Sprecherin: OÄ Dr. A. Rosenbohm, Neurologische Universitätsklinik im RKU
Stellvertreter: Prof. Dr. J. Weishaupt, Neurologische Universitätsklinik im RKU
Wissenschaftlicher Sekretär: OA Dr. J. Dorst, Neurologische Universitätsklinik im RKU

Klinische Ausstattung, Ambulanzen und innerklinische Kooperationen

Das NMZU hat eine virtuelle Struktur mit verschiedenen Eintrittspforten für Patienten. Zentral für die Versorgung ist das Universitäts- und Rehabilitationskrankenhaus Ulm (RKU) mit der universitären neurologischen Klinik. Diese bietet 66 Akut-Betten (einschließlich Frührehabilitation Phase B) sowie weiteren fachneurologisch betreuten Betten der Rehabilitationsstufen C und D und ein differenziertes und auf die Patientenbedürfnisse abgestimmtes Behandlungskonzept von der akutstationären Therapie bis zur rehabilitativen Versorgung. Sämtliche apparativen Untersuchungsverfahren einschließlich der kompletten radiologischen Diagnostik wie Magnetresonanztomographie (= Kernspintomographie), Computertomographie und Röntgendiagnostik stehen der Klinik zur Verfügung. Nachstationär werden Patienten in unserer neurologischen Hochschulambulanz in Spezialsprechstunden betreut. Insgesamt werden am NMZU Patienten vor allem durch Spezialsprechstunden und -laboratorien im RKU, im Sozialpädiatrischen Zentrum (SPZ), an regionalen Lehrkrankenhäusern und engagierten Praxen betreut.
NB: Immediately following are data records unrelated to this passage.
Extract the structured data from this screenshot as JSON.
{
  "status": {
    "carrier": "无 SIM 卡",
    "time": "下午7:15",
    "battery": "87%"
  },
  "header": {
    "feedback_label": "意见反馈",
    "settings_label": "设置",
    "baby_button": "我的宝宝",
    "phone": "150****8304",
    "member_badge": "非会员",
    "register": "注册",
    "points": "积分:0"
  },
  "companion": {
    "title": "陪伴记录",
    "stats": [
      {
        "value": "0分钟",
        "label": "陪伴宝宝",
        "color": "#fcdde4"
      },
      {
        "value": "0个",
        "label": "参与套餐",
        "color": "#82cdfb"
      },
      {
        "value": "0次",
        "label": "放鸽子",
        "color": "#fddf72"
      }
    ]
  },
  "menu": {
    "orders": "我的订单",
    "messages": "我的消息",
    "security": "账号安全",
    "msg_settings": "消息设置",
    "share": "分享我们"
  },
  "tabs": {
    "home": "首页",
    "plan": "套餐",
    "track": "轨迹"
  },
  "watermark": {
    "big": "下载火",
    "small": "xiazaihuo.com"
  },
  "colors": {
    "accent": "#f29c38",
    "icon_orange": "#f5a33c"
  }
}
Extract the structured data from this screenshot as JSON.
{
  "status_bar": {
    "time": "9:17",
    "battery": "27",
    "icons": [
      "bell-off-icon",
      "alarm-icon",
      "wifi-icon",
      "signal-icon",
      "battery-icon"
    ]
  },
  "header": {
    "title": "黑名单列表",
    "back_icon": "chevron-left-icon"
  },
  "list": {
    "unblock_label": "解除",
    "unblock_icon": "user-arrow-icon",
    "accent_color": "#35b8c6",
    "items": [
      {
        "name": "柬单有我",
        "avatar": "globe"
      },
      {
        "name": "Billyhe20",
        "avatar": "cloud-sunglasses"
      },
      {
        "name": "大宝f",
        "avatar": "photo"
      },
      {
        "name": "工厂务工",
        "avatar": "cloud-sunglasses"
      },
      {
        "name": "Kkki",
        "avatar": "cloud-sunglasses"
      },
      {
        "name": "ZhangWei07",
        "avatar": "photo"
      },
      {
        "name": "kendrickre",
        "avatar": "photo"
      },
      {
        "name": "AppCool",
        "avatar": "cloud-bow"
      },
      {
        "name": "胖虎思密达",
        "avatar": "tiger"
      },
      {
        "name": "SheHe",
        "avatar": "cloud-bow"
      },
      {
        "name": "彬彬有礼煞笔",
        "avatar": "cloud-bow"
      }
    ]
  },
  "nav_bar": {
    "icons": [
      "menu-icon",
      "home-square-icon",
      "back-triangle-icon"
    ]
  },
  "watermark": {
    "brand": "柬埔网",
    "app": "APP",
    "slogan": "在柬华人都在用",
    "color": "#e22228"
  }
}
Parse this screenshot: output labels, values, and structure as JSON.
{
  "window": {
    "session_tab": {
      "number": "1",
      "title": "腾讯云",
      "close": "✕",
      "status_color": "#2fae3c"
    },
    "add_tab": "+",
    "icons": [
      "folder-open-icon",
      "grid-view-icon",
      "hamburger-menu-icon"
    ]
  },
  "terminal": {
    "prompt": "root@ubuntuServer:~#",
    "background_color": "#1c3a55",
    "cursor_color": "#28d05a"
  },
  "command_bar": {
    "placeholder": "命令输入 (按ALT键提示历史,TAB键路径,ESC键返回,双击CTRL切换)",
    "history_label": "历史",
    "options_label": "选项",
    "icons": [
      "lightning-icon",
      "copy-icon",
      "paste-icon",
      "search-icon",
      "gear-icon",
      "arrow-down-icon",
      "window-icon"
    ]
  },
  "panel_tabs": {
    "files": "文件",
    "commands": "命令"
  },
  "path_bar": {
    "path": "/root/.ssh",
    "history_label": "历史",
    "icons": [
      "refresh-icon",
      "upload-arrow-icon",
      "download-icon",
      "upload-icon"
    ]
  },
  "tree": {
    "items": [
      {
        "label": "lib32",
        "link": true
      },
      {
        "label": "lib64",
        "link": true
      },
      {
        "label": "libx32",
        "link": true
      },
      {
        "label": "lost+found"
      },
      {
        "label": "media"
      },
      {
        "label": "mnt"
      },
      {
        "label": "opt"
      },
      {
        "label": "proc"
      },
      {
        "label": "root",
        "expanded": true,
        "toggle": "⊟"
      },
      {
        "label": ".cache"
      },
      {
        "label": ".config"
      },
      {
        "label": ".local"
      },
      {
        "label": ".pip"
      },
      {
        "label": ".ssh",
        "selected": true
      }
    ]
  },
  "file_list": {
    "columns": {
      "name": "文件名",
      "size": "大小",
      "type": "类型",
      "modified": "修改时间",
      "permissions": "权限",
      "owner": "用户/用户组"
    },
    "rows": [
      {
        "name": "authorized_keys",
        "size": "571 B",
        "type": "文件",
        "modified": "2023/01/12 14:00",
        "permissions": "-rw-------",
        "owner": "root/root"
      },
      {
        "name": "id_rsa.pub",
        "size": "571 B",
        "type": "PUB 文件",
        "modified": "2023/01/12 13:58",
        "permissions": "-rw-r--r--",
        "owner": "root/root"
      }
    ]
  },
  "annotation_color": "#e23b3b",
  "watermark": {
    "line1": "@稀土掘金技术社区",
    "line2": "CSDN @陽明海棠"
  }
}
Neben der gängigen neurologischen Zusatzdiagnostik wird bei uns sowohl Muskel-MRT im Hause als auch ein eigenes Muskellabor (ca. 100 Biopsien/Jahr) vorgehalten. Für Schluckstörungen besteht eine eigene Ambulanz inclusive FEES-Diagnostik.

Spezialsprechstunden:
  • Neuromuskuläre Ambulanz: OÄ Dr. A. Rosenbohm, Dr. A. Wassner, Dr. T. Fangerau
  • Ambulanz für Schluckstörungen: OA Dr. Neugebauer
  • Sprechstunde für Motoneuronerkrankungen: Prof. Dr. J. Weishaupt, Dr. J. Dorst, Dr. K. Goder, Dr. A. Hübers, Dr. U. Weiland, Dr. E. Langer, Dr. S. Endruhn, Dr. T. Fangerau, Dr. D. Brenner, Dr. W. Ruf
  • Palliativsprechstunde inkl. nicht-invasiver Beatmung im RKU: OA Dr. J. Dorst, Dr. Endruhn
  • Kardio-MRT: Dr. Buckert
  • Skoliosesprechstunde: OA Dr. Erne, Kindersprechstunde: OÄ Dr. R. Taurman, Orthopädische Universitätsklinik im RKU
  • Sozialpädiatrische Sprechstunde: Prof. Dr. H. Bode, Sozialpädiatr. Zentr. (SPZ
  • Sport- und Rehabilitationsmedizinambulanz: Prof. Dr. J. M. Steinacker
  • Sprechstunde für invasiv beatmete Patienten im RKU: CA Dr. Jörg Winckelmann, Dr. K. Wollinsky (OA i.R.)
  • Sprechstunde für Logopädie: B. Lindner-Pfleghar
Speziallaboratorien:
  • Elektrodiagnostiklabor: OÄ Dr. A. Hübers
  • Genetische Beratung: Prof. Dr. G. Borck, Univ. Ulm
  • Muskellabor: OÄ Dr. A. Rosenbohm, Dr. A. Wassner
Laufende Studien zur Myositis

Eine Studie zur Wertigkeit der kardialen Magnetresonanztomographie (MRT) bei Myositiden wurde für die Einschlusskörperchenmyositis durchgeführt. Frühere Studien unterstreichen den hohen Nutzen der kardialen MRT sowie die deutliche Überlegenheit dieser Methode gegenüber der standardmäßig durchgeführten Echokardiographie bei Patienten mit anderen neuromuskulären Erkrankungen. Inzwischen soll für verschiedene neuromuskuläre Erkrankungen ein „Katalog“ erstellt werden, welche Erkrankungsformen mit einer Herzmuskelbeteiligung einhergehen und wie diese ausgeprägt ist. Kardio-MRT Studien werden derzeit bei Einschlusskörperchenmyositis und Kennedy-Syndrom durchgeführt (Dr. Rosenbohm, Dr. Buckert, Prof. Bernhardt).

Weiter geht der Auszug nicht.